Abstract

The recent COVID-19 pandemic has reiterated the importance of using ICTs not only for ensuring continuity of employee work and but also for facilitating innovation. However, extensive use of organizational ICTs presents the potential for employee monitoring, control, and surveillance, which could be viewed adversely by employees leading to negative outcomes. Motivated by this dilemma about the mixed influence of organizational ICTs on employee outcomes, we first draw upon the literature on spatial intrusion to identify the two dimensions of employee technological spatial intrusion (TSI) — employee accessibility and employee visibility. Next, taking a locus of causality perspective, we examine the mechanisms through which the two dimensions of TSI impact ICT enabled employee innovation. Our research suggests that TSI may advance or inhibit employee innovation depending on the interactional meaning that the employees attach to the experienced intrusions. We test the proposed research model via a survey of 163 employees from diverse organizations who regularly use ICTs for their work. Results indicate that employee accessibility generally has positive, while employee visibility has negative relationships with employee innovation.

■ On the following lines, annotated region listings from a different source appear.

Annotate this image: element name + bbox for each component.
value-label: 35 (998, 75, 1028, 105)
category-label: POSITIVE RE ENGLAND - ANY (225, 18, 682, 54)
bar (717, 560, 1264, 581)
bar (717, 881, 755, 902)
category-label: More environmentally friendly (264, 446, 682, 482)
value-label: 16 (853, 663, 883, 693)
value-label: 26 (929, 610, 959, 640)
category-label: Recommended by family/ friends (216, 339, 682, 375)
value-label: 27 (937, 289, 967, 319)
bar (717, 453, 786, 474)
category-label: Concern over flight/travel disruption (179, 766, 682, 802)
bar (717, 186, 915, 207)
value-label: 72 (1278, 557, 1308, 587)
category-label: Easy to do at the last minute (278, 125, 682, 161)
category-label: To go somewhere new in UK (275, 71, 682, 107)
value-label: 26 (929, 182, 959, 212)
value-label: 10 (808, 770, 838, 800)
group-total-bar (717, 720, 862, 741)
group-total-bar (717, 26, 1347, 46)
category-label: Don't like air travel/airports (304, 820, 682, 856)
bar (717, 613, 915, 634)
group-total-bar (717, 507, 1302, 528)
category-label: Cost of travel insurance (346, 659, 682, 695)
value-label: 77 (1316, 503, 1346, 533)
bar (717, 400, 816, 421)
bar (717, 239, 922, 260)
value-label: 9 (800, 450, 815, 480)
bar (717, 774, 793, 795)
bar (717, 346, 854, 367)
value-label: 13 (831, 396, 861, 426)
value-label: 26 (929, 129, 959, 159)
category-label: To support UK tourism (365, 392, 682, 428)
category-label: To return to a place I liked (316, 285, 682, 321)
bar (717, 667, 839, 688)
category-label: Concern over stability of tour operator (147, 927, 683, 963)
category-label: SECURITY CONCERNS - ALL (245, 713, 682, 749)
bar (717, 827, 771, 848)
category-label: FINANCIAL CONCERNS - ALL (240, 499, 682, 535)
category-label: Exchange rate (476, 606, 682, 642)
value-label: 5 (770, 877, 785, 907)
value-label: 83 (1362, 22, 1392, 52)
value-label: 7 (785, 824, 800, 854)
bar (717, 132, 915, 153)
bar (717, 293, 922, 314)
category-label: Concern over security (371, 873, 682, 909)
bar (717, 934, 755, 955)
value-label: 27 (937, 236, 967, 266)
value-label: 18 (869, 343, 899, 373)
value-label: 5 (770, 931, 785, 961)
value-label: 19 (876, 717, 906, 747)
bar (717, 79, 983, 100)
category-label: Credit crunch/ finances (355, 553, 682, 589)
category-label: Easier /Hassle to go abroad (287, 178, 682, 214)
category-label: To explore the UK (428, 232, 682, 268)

Further, we demonstrate that ‘ICT usefulness perceptions’ mediate the relationships between accessibility and ICT-enabled innovation. Our research is among the first to conceptualize TSI and theorize its impact on employee innovation. Demonstrating the positive and negative influence of TSI may help organizations to design technologies that are perceived as more useful by employees. Together, the results from our study have implications for undertaking technological assessments for facilitating employee innovation.